The key issue is whether a household's purchases of goods and services from multiple sources in any given year are less than, equal to, or greater than its income, likely also from multiple sources. If the expenditures exceed receipts, the household must borrow to finance some of its purchases. Conversely, if its income exceeds purchases, the household is a net saver.
 
A country’s balance of payments is like a household’s. Revenue from selling goods and services to foreigners in various countries minus the value of their purchases of goods and services from us is known as the balance of the “current account.” Just as in a household, if the receipts from buying goods and services from foreigners exceeds the value of what they buy from us, the deficit is offset by borrowing from foreigners, known as the “capital account.” For payments to be balanced, a current account deficit must be offset by a capital account surplus, or vice versa.
 
In the case of a household, we think of a “payments deficit” caused by expenditures on goods and services exceeding income requiring net borrowing. However, in international payments, the causality can go in the opposite direction. The US is a low saving nation, and we are running large government deficits which Americans are not saving enough to finance. Therefore, a large volume of the bonds the US Government sells to finance its budget deficit is bought by foreigners.
 
The foreign buyers enter the foreign exchange market to buy the dollars with which to buy the US Government debt instruments. A foreign exchange market can be thought of just like a commodity market.
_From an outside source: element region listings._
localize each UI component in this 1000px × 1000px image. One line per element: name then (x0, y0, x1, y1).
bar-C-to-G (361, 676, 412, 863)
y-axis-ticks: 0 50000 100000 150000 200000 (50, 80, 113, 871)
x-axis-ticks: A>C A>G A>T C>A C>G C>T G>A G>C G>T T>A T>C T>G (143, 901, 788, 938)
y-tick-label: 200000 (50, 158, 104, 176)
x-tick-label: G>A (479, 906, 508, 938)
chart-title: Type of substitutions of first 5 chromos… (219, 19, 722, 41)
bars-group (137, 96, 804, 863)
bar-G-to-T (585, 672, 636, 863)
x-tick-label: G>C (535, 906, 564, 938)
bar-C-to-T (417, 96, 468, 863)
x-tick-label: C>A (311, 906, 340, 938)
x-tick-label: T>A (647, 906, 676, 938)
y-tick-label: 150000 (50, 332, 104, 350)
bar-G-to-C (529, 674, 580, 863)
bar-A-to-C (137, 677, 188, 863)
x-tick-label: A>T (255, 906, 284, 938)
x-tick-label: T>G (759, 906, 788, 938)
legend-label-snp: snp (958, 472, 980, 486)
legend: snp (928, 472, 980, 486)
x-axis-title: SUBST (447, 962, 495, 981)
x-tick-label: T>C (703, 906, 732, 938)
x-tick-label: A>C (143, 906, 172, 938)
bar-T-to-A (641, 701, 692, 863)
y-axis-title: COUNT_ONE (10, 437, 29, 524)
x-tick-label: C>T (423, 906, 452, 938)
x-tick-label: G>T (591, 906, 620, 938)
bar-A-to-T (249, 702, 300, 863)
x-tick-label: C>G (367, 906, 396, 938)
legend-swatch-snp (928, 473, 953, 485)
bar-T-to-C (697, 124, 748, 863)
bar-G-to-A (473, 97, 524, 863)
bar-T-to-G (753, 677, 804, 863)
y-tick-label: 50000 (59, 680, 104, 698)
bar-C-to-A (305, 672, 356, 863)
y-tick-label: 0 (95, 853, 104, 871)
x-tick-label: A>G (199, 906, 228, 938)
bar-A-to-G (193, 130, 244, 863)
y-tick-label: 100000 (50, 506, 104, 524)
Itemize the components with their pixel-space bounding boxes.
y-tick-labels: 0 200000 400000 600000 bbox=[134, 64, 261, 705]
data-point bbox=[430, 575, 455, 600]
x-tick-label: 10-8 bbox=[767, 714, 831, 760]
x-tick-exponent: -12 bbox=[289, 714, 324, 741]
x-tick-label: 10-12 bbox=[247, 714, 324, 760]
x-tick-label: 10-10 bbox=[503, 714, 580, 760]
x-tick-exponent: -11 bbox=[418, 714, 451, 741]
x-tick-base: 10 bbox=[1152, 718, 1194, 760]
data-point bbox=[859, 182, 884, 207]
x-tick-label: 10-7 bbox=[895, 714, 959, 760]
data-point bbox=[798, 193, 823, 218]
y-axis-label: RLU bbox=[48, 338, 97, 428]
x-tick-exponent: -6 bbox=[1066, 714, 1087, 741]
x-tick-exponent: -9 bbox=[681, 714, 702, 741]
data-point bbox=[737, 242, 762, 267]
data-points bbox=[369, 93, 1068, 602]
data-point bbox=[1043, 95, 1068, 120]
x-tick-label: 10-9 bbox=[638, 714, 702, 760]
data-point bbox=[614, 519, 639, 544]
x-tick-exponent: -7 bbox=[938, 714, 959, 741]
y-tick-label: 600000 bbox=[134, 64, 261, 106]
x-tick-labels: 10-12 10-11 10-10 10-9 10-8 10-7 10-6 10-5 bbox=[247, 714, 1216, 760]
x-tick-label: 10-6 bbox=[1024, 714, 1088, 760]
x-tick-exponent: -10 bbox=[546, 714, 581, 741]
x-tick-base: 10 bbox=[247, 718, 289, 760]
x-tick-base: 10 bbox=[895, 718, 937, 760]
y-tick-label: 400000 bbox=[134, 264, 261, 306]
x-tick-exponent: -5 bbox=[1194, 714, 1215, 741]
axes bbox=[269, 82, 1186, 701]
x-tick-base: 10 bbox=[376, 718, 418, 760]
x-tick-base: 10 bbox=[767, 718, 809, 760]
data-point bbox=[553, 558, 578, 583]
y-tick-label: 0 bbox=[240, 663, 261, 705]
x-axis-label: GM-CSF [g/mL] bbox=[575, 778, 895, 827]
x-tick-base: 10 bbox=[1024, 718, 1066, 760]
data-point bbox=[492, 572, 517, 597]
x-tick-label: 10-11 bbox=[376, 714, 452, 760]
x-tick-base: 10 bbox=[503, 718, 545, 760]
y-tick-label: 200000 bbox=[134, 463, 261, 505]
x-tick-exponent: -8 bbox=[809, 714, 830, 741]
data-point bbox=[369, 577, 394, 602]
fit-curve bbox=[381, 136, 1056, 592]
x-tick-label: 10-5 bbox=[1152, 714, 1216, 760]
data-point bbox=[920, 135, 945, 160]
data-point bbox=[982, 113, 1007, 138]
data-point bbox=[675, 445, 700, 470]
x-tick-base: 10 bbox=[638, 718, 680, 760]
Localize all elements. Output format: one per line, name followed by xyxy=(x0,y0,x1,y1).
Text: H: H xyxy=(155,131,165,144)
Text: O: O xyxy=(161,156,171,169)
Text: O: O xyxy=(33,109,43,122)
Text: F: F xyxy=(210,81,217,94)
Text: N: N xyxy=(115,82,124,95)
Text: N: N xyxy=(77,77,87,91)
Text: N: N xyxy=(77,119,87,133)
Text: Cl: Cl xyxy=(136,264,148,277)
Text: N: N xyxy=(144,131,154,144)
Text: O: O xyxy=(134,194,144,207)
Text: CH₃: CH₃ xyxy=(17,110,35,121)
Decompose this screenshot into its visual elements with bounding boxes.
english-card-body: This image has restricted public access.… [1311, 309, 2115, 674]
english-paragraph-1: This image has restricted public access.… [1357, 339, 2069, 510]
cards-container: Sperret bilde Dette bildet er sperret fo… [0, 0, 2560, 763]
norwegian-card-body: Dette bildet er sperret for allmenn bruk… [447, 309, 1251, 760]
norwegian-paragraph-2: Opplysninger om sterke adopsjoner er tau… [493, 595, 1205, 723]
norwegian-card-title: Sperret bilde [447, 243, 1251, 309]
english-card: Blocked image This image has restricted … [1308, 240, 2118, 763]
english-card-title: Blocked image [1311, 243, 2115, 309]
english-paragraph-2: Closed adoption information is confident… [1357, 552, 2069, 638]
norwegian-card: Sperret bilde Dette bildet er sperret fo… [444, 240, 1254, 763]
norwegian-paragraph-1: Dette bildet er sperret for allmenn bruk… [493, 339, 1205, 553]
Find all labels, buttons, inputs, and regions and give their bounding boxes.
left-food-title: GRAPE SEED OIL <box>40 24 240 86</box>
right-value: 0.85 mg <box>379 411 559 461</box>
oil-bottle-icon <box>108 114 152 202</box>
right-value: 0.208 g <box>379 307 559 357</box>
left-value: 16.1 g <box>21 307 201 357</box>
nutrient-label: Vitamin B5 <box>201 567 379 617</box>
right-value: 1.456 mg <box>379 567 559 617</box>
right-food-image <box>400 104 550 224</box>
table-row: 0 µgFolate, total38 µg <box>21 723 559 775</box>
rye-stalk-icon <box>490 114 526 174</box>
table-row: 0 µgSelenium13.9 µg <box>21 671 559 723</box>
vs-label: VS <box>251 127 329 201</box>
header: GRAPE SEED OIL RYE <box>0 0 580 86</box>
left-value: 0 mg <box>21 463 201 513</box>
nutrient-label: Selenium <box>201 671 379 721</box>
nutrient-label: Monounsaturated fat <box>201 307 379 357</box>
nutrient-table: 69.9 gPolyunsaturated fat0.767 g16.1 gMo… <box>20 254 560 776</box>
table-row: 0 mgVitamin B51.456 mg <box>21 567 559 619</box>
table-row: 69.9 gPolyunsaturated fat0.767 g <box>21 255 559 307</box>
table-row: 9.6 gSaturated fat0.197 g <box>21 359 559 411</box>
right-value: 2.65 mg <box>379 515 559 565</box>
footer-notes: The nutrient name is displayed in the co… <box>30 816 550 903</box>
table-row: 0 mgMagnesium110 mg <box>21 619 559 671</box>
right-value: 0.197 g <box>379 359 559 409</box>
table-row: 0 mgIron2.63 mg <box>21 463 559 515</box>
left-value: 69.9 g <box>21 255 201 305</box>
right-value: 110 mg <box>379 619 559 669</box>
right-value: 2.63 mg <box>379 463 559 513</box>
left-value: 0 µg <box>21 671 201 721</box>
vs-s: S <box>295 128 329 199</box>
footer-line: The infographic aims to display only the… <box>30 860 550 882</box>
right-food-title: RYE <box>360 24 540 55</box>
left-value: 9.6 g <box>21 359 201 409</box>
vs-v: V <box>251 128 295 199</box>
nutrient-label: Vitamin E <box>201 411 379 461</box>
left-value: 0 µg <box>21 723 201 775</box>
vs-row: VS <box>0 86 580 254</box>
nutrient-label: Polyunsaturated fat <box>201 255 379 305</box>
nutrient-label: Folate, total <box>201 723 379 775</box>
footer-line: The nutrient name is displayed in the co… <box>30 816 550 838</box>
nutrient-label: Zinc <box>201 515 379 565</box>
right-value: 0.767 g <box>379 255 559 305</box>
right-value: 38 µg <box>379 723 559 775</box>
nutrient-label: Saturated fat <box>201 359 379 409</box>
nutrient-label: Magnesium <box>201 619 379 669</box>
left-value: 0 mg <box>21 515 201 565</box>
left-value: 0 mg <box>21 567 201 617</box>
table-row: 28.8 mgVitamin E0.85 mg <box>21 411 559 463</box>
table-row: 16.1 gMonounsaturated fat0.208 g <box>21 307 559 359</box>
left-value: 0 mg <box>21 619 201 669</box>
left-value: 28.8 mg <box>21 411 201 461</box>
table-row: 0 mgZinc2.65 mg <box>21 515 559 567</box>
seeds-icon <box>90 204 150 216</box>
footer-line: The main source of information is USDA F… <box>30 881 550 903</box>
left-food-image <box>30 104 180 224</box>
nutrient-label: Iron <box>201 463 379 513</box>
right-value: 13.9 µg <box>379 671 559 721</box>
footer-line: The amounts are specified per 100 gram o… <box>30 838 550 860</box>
Since payments between nations are composed of both trade in goods and services (the "current account") and international capital flows (the "capital account"), the market clearing condition (i.e. where supply of equals demand for foreign exchange) requires that the exchange rate (i.e. price of foreign exchange) adjust to ensure that any net capital inflow be offset by an equal current account deficit.
 
Foreigners buying more dollars in the foreign exchange market puts upward pressure on the dollar exchange rate. Larger net capital inflows require the dollar to appreciate sufficiently to squeeze down American exports and increase imports to the US by enough to generate the requisite current account deficit to offset the larger net capital inflow. The point is this. The President can levy all the tariffs on imports he wants, but as long as the dollar is allowed to float freely and we continue to run large Federal budget deficits, exchange rate adjustments will offset his tariffs. His tariffs cannot have the result he desires. The numbers simply do not work.
 
The problem of large US trade deficits (really current account deficits) is the result of large net capital inflows into the United States. In part, this reflects the fact that the United States has been seen as a very attractive place for foreigners to invest. However, looking to the future with projected US Government budget deficits exceeding a trillion dollars per year as far as the eye can see into the future, as long as Americans remain low savers, a substantial part of the budget deficit will be financed by borrowing from abroad (i.e. net capital inflows). As long as the dollar is allowed to float on foreign exchange markets, the exchange rate will adjust enough to generate the requisite current account deficit to offset the net capital inflow.
 
The trade deficit will not be eliminated as long as the Federal budget deficit requires borrowing from foreigners.  
 
The root of the loss of American jobs is technological change, and in the case of China, intellectual property theft. Tariffs are totally ill-suited to address these problems. To address the latter problem, what Trump needed to do was to solidify a working group of like-minded nations which would bring joint pressure on the Chinese Government. Instead, Trump has completely blown that approach by destroying whatever working relationship the US had with the G-7.